In this randomized, double-blind, vehicle-controlled clinical trial, the safety and efficacy of SB206 was evaluated in 107 patients with external genital warts and perianal warts. The dose and dosing frequency of SB206 was tested in four independent cohorts in which patients were randomized in a 3:1 ratio to either SB206 or vehicle and treated for up to 12 weeks. SB206 doses included SB206 4% twice-daily, 4% once-daily, 8% once-daily and the highest dose evaluated, 12% once-daily. Patients eligible for this clinical trial were males or females, 18 to 50 years of age, with 2 to 20 warts on the genital or perianal area. The mean wart count burden per patient at baseline was 7.4 warts.

The primary endpoint for this clinical trial was the proportion of patients who were completely clear of warts that were present at baseline at or before week 12. In the intent-to-treat analysis, 33% of patients achieved complete clearance of all warts by week 12 when treated with SB206 12% once-daily, compared to only 4% of patients achieving complete clearance with vehicle once-daily (p=0.0099).
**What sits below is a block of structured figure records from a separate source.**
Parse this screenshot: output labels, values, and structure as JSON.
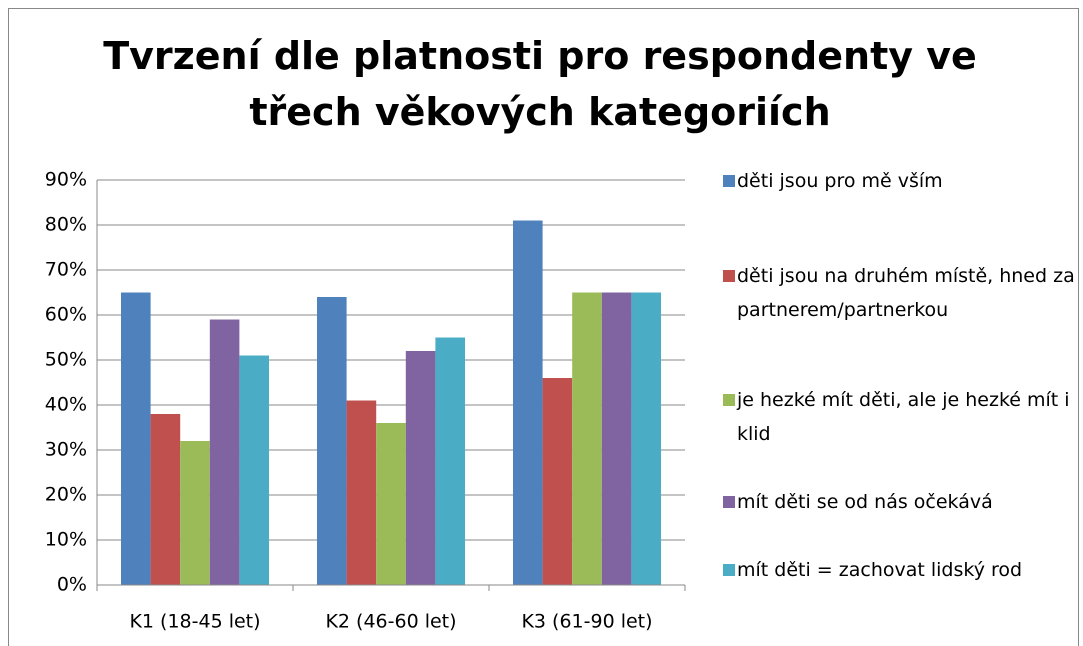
{
  "chart_data": {
    "type": "bar",
    "title": "Tvrzení dle platnosti pro respondenty ve třech věkových kategoriích",
    "categories": [
      "K1 (18-45 let)",
      "K2 (46-60 let)",
      "K3 (61-90 let)"
    ],
    "series": [
      {
        "name": "děti jsou pro mě vším",
        "color": "#4f81bd",
        "values": [
          65,
          64,
          81
        ]
      },
      {
        "name": "děti jsou na druhém místě, hned za partnerem/partnerkou",
        "color": "#c0504d",
        "values": [
          38,
          41,
          46
        ]
      },
      {
        "name": "je hezké mít děti, ale je hezké mít i klid",
        "color": "#9bbb59",
        "values": [
          32,
          36,
          65
        ]
      },
      {
        "name": "mít děti se od nás očekává",
        "color": "#8064a2",
        "values": [
          59,
          52,
          65
        ]
      },
      {
        "name": "mít děti = zachovat lidský rod",
        "color": "#4bacc6",
        "values": [
          51,
          55,
          65
        ]
      }
    ],
    "ylim": [
      0,
      90
    ],
    "yticks": [
      {
        "value": 0,
        "label": "0%"
      },
      {
        "value": 10,
        "label": "10%"
      },
      {
        "value": 20,
        "label": "20%"
      },
      {
        "value": 30,
        "label": "30%"
      },
      {
        "value": 40,
        "label": "40%"
      },
      {
        "value": 50,
        "label": "50%"
      },
      {
        "value": 60,
        "label": "60%"
      },
      {
        "value": 70,
        "label": "70%"
      },
      {
        "value": 80,
        "label": "80%"
      },
      {
        "value": 90,
        "label": "90%"
      }
    ],
    "grid": true,
    "legend": "right"
  }
}
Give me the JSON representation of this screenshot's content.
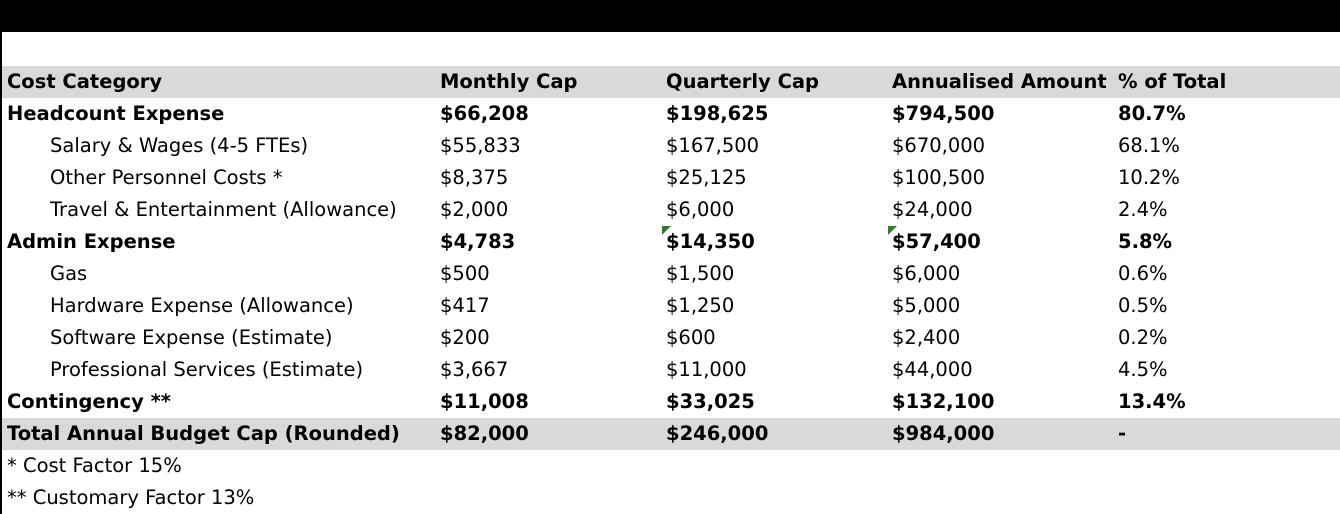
{
  "header": [
    "Cost Category",
    "Monthly Cap",
    "Quarterly Cap",
    "Annualised Amount",
    "% of Total"
  ],
  "rows": [
    {
      "category": "Headcount Expense",
      "monthly": "$66,208",
      "quarterly": "$198,625",
      "annual": "$794,500",
      "pct": "80.7%"
    },
    {
      "category": "Salary & Wages (4-5 FTEs)",
      "monthly": "$55,833",
      "quarterly": "$167,500",
      "annual": "$670,000",
      "pct": "68.1%"
    },
    {
      "category": "Other Personnel Costs *",
      "monthly": "$8,375",
      "quarterly": "$25,125",
      "annual": "$100,500",
      "pct": "10.2%"
    },
    {
      "category": "Travel & Entertainment (Allowance)",
      "monthly": "$2,000",
      "quarterly": "$6,000",
      "annual": "$24,000",
      "pct": "2.4%"
    },
    {
      "category": "Admin Expense",
      "monthly": "$4,783",
      "quarterly": "$14,350",
      "annual": "$57,400",
      "pct": "5.8%"
    },
    {
      "category": "Gas",
      "monthly": "$500",
      "quarterly": "$1,500",
      "annual": "$6,000",
      "pct": "0.6%"
    },
    {
      "category": "Hardware Expense (Allowance)",
      "monthly": "$417",
      "quarterly": "$1,250",
      "annual": "$5,000",
      "pct": "0.5%"
    },
    {
      "category": "Software Expense (Estimate)",
      "monthly": "$200",
      "quarterly": "$600",
      "annual": "$2,400",
      "pct": "0.2%"
    },
    {
      "category": "Professional Services (Estimate)",
      "monthly": "$3,667",
      "quarterly": "$11,000",
      "annual": "$44,000",
      "pct": "4.5%"
    },
    {
      "category": "Contingency **",
      "monthly": "$11,008",
      "quarterly": "$33,025",
      "annual": "$132,100",
      "pct": "13.4%"
    },
    {
      "category": "Total Annual Budget Cap (Rounded)",
      "monthly": "$82,000",
      "quarterly": "$246,000",
      "annual": "$984,000",
      "pct": "-"
    }
  ],
  "notes": [
    "* Cost Factor 15%",
    "** Customary Factor 13%"
  ],
  "colors": {
    "header_bg": "#d9d9d9",
    "comment_marker": "#2e7d32",
    "top_bar": "#000000"
  }
}
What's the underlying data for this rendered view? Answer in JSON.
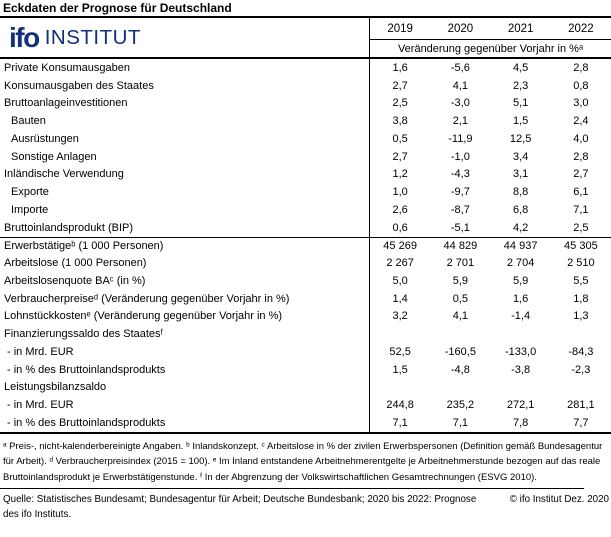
{
  "title": "Eckdaten der Prognose für Deutschland",
  "colors": {
    "navy": "#12317D"
  },
  "logo": {
    "ifo": "ifo",
    "institut": "INSTITUT"
  },
  "table": {
    "years": [
      "2019",
      "2020",
      "2021",
      "2022"
    ],
    "subheader": "Veränderung gegenüber Vorjahr in %ᵃ",
    "rows": [
      {
        "label": "Private Konsumausgaben",
        "indent": 0,
        "values": [
          "1,6",
          "-5,6",
          "4,5",
          "2,8"
        ]
      },
      {
        "label": "Konsumausgaben des Staates",
        "indent": 0,
        "values": [
          "2,7",
          "4,1",
          "2,3",
          "0,8"
        ]
      },
      {
        "label": "Bruttoanlageinvestitionen",
        "indent": 0,
        "values": [
          "2,5",
          "-3,0",
          "5,1",
          "3,0"
        ]
      },
      {
        "label": "Bauten",
        "indent": 1,
        "values": [
          "3,8",
          "2,1",
          "1,5",
          "2,4"
        ]
      },
      {
        "label": "Ausrüstungen",
        "indent": 1,
        "values": [
          "0,5",
          "-11,9",
          "12,5",
          "4,0"
        ]
      },
      {
        "label": "Sonstige Anlagen",
        "indent": 1,
        "values": [
          "2,7",
          "-1,0",
          "3,4",
          "2,8"
        ]
      },
      {
        "label": "Inländische Verwendung",
        "indent": 0,
        "values": [
          "1,2",
          "-4,3",
          "3,1",
          "2,7"
        ]
      },
      {
        "label": "Exporte",
        "indent": 1,
        "values": [
          "1,0",
          "-9,7",
          "8,8",
          "6,1"
        ]
      },
      {
        "label": "Importe",
        "indent": 1,
        "values": [
          "2,6",
          "-8,7",
          "6,8",
          "7,1"
        ]
      },
      {
        "label": "Bruttoinlandsprodukt (BIP)",
        "indent": 0,
        "values": [
          "0,6",
          "-5,1",
          "4,2",
          "2,5"
        ]
      },
      {
        "label": "Erwerbstätigeᵇ (1 000 Personen)",
        "indent": 0,
        "section_start": true,
        "values": [
          "45 269",
          "44 829",
          "44 937",
          "45 305"
        ]
      },
      {
        "label": "Arbeitslose (1 000 Personen)",
        "indent": 0,
        "values": [
          "2 267",
          "2 701",
          "2 704",
          "2 510"
        ]
      },
      {
        "label": "Arbeitslosenquote BAᶜ (in %)",
        "indent": 0,
        "values": [
          "5,0",
          "5,9",
          "5,9",
          "5,5"
        ]
      },
      {
        "label": "Verbraucherpreiseᵈ (Veränderung gegenüber Vorjahr in %)",
        "indent": 0,
        "values": [
          "1,4",
          "0,5",
          "1,6",
          "1,8"
        ]
      },
      {
        "label": "Lohnstückkostenᵉ (Veränderung gegenüber Vorjahr in %)",
        "indent": 0,
        "values": [
          "3,2",
          "4,1",
          "-1,4",
          "1,3"
        ]
      },
      {
        "label": "Finanzierungssaldo des Staatesᶠ",
        "indent": 0,
        "values": [
          "",
          "",
          "",
          ""
        ]
      },
      {
        "label": "- in Mrd. EUR",
        "indent": 2,
        "values": [
          "52,5",
          "-160,5",
          "-133,0",
          "-84,3"
        ]
      },
      {
        "label": "- in % des Bruttoinlandsprodukts",
        "indent": 2,
        "values": [
          "1,5",
          "-4,8",
          "-3,8",
          "-2,3"
        ]
      },
      {
        "label": "Leistungsbilanzsaldo",
        "indent": 0,
        "values": [
          "",
          "",
          "",
          ""
        ]
      },
      {
        "label": "- in Mrd. EUR",
        "indent": 2,
        "values": [
          "244,8",
          "235,2",
          "272,1",
          "281,1"
        ]
      },
      {
        "label": "- in % des Bruttoinlandsprodukts",
        "indent": 2,
        "values": [
          "7,1",
          "7,1",
          "7,8",
          "7,7"
        ]
      }
    ]
  },
  "footnotes": "ᵃ Preis-, nicht-kalenderbereinigte Angaben. ᵇ Inlandskonzept. ᶜ Arbeitslose in % der zivilen Erwerbspersonen (Definition gemäß Bundesagentur für Arbeit). ᵈ Verbraucherpreisindex (2015 = 100). ᵉ Im Inland entstandene Arbeitnehmerentgelte je Arbeitnehmerstunde bezogen auf das reale Bruttoinlandsprodukt je Erwerbstätigenstunde. ᶠ In der Abgrenzung der Volkswirtschaftlichen Gesamtrechnungen (ESVG 2010).",
  "source": {
    "left": "Quelle: Statistisches Bundesamt; Bundesagentur für Arbeit; Deutsche Bundesbank; 2020 bis 2022: Prognose des ifo Instituts.",
    "right": "© ifo Institut Dez. 2020"
  }
}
In the per-protocol analysis containing patients who completed a full 12 weeks of dosing, 42% of patients achieved complete clearance of all warts when treated with SB206 12% once-daily, compared to only 7% of patients achieving complete clearance with vehicle once-daily (p=0.0200).

The cutaneous tolerability of SB206 was carefully monitored and recorded using scores on a four-point grading scale for erythema, edema, erosions or ulcers and burning or stinging. The once-daily treatment arms were generally well tolerated, including the most effective dose, 12% once-daily. The most frequently reported treatment-emergent adverse events were application site reactions, the percentage of which was highest in patients treated with SB206 4% twice-daily. Based on the local application site adverse-event profile and the Company's strict, pre-specified stopping criteria, SB206 4% twice-daily was discontinued, and all of the remaining cohorts were dosed once-daily. 

Based on the data generated in this Phase 2 dose-ranging trial, Novan expects to discuss the entirety of the SB206 development program with the US FDA in the first half of 2017 and, assuming a successful end-of-Phase 2 meeting with the FDA , plans to initiate the Company's late-stage program with Phase 3 pivotal clinical trials of SB206 in the second half of 2017.